Bayern geht mit 4:0 in die Kabine
Die Dortmunder waren sichtlich von der Rolle, allen voran Dan-Axel Zagadou: Als letzter Mann spielte er den Ball in den Fuß des lauernden Robert Lewandowski, der Roman Bürki überlupfte und per Seitfallzieher aus 20 Metern zum 2:0 vollendete (17.) – es war sein 200. Bundesligator. Und wäre da nicht Bürki gewesen, der polnische Mittelstürmer hätte schon in der ersten Halbzeit einen Dreierpack beisammen gehabt. Doch der BVB-Torhüter hielt mehrmals stark gegen den Ex-Dortmunder (18./38.) und auch gegen den zweiten früheren BVB-Profi Mats Hummels (31.), der zudem einmal vorbeiköpfte (39.). Doch auch Bürki konnte nicht verhindern, dass sich schon zur Halbzeitpause ein Debakel abzeichnete: Thiago führte einen Freistoß blitzschnell aus, gegen den freistehenden Thomas Müller parierte Bürki noch – war dann aber machtlos, als Javi Martinez den Abpraller ins Tor zimmerte (41.). Und es kam noch schlimmer: Wieder spielten sich die Hausherren gemächlich vom eigenen Tor nach vorne, am Ende ließ Abdou Diallo Müller flanken, Serge Gnabry entwischte im Rücken von Manuel Akanji und köpfte zum 4:0 ein (43.).

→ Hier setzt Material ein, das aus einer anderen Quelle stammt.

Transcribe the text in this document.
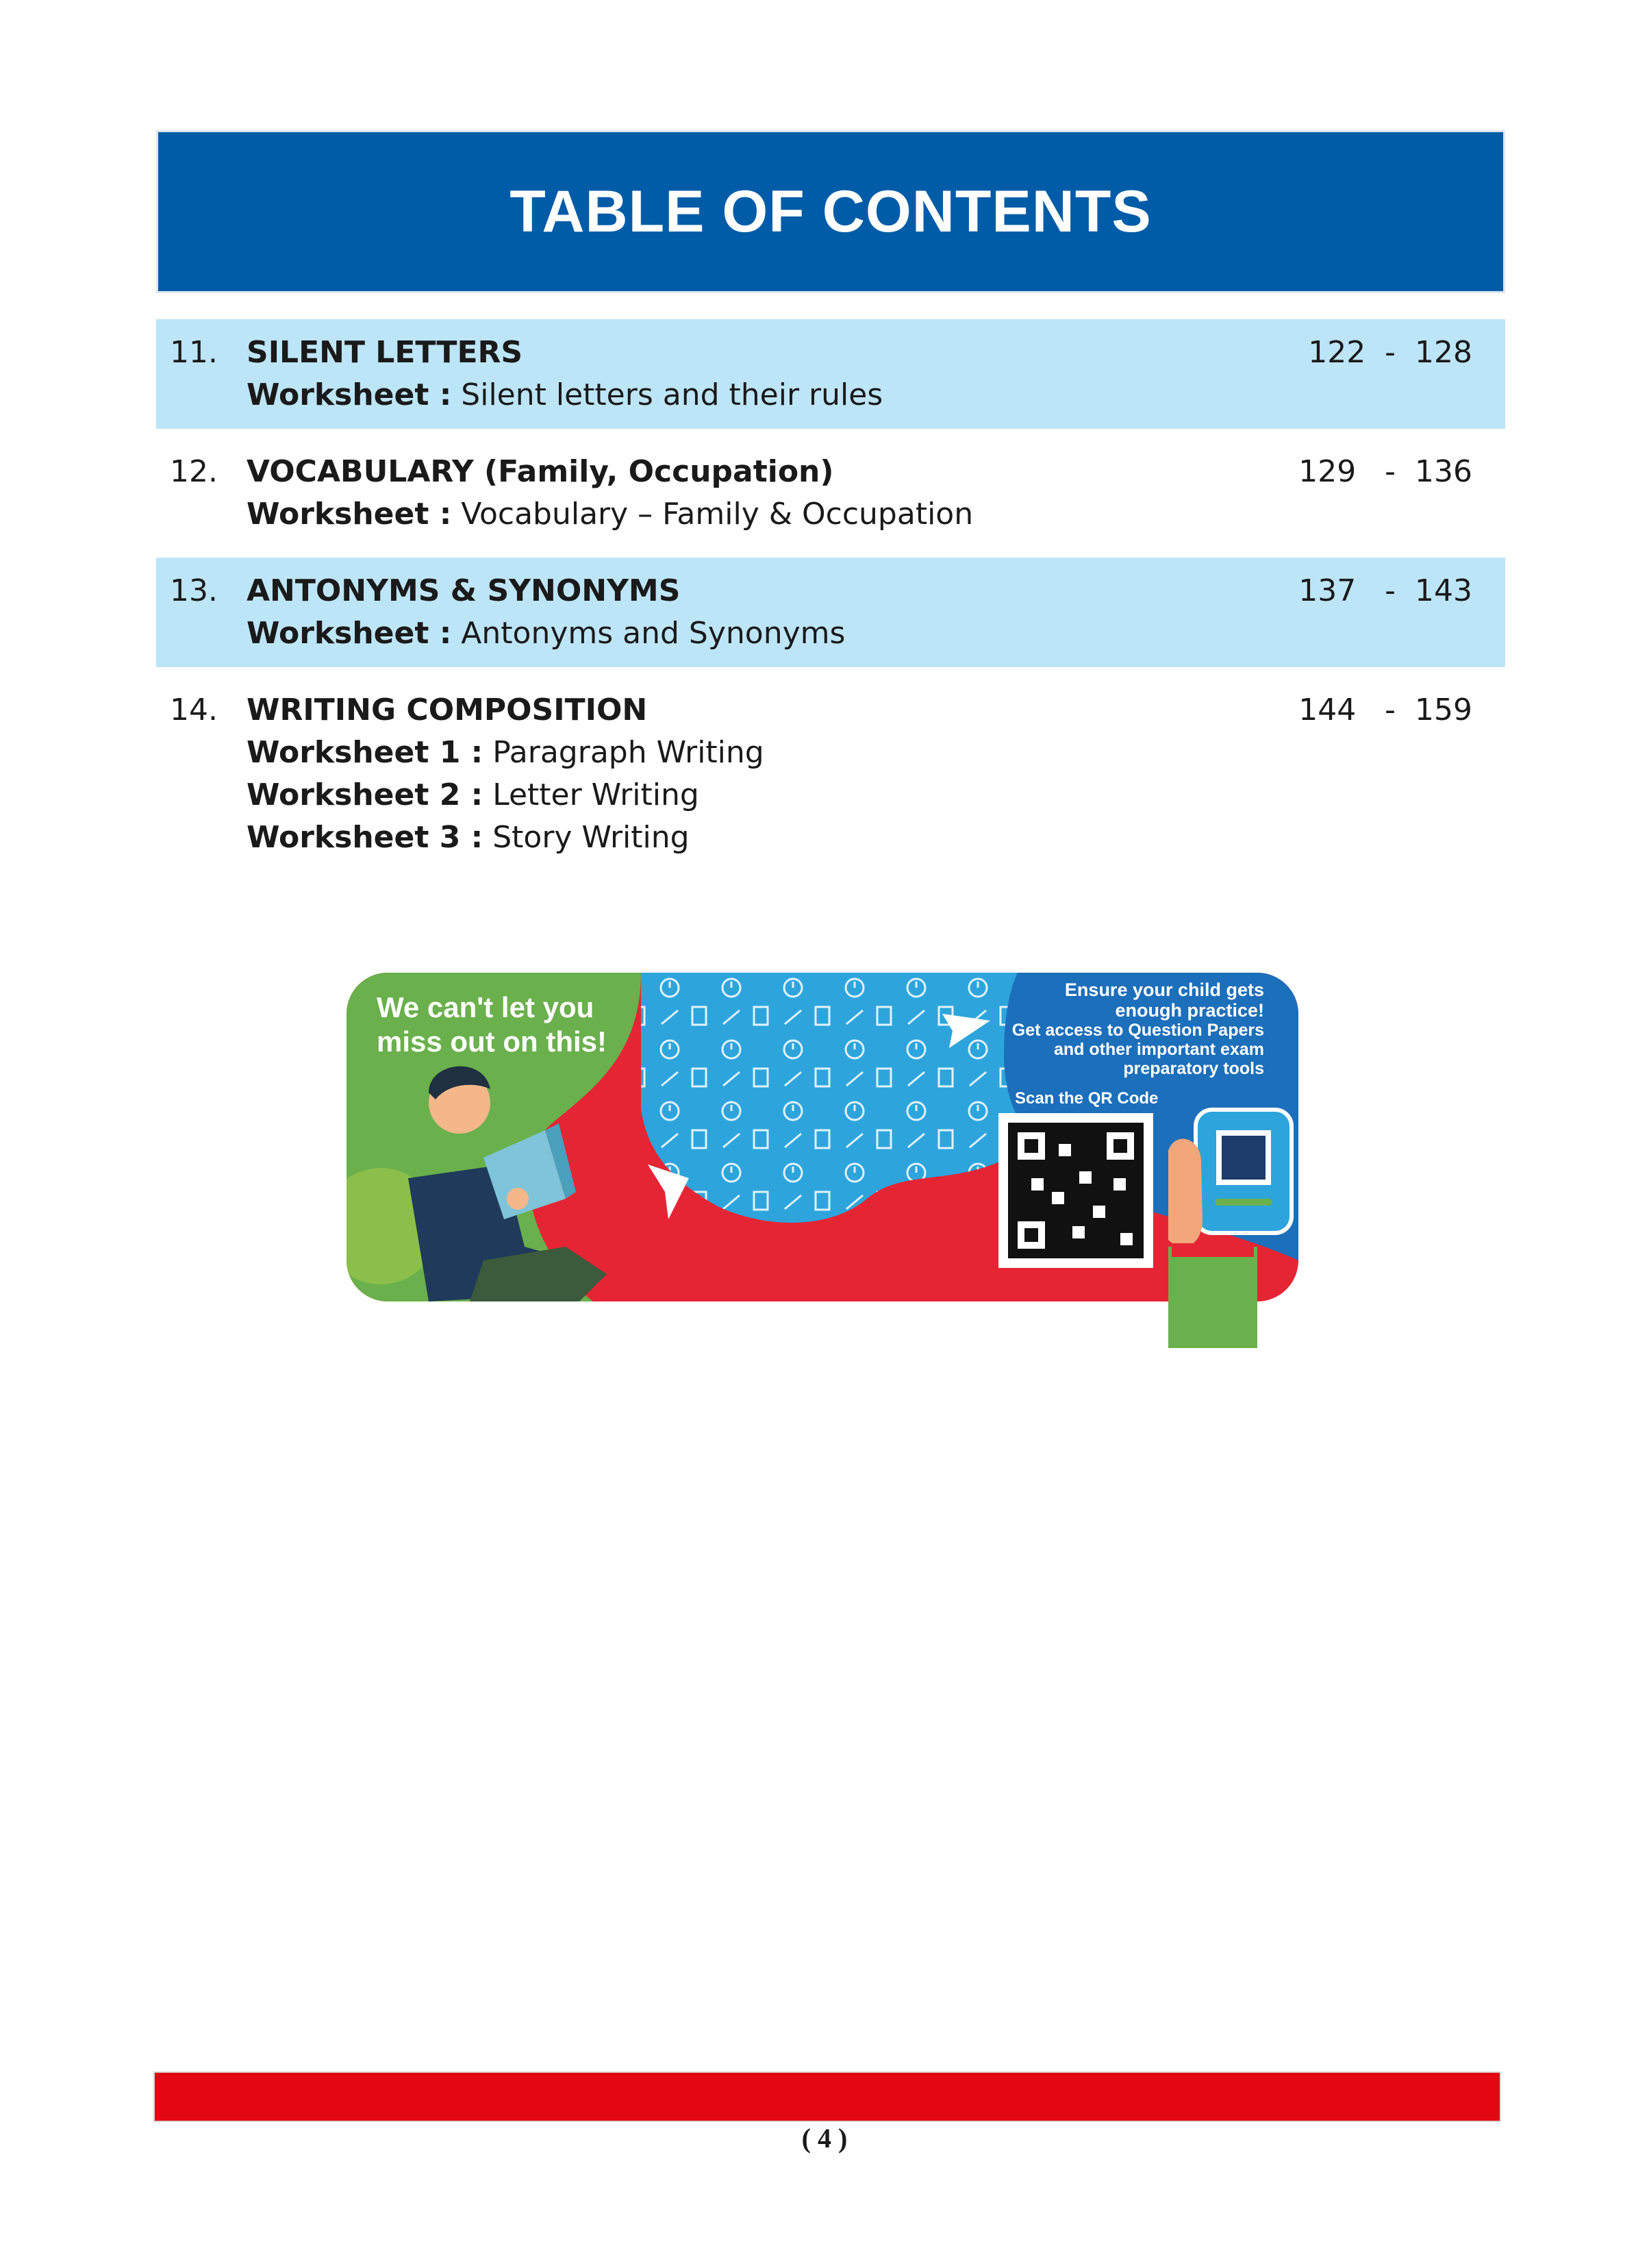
TABLE OF CONTENTS
11. SILENT LETTERS
Worksheet : Silent letters and their rules
122  -  128
12. VOCABULARY (Family, Occupation)
Worksheet : Vocabulary – Family & Occupation
129   -  136
13. ANTONYMS & SYNONYMS
Worksheet : Antonyms and Synonyms
137   -  143
14. WRITING COMPOSITION
Worksheet 1 : Paragraph Writing
Worksheet 2 : Letter Writing
Worksheet 3 : Story Writing
144   -  159
We can't let you miss out on this!
Ensure your child gets
enough practice!
Get access to Question Papers
and other important exam
preparatory tools
Scan the QR Code
( 4 )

Favre reagierte zur Pause, brachte Julian Weigl für den völlig indisponierten Zagadou. Am Spiel änderte das wenig: Die Bayern ließen es nun zwar deutlich ruhiger angehen – wirkten aber stets gefährlich, wenn sie mal das Tempo anzogen. Die BVB-Spieler kamen dann und wann mal über die Mittellinie, versuchten ein paar Konter, die aber schlampig ausgespielt wurden und in Fehlpässen oder Abseitspositionen versiegten.
Lewandowski markiert den Endstand
Favre brachte noch Mario Götze für Dahoud und Marius Wolf für Piszczek, ansonsten plätscherte die Partie ihrem Ende entgegen. Die Bayern verwalteten das Spiel souverän seinem Ende entgegen – und legten kurz vor Schluss noch einmal nach: Gnabry lief auf der rechten Seite wieder einmal davon und legte quer auf Lewandowski, der nur noch einschieben musste (89.).
Die Dortmunder waren nie auch nur ansatzweise auf Augenhöhe – und müssen nun hoffen, diese Abreibung möglichst schnell aus den Köpfen zu bekommen.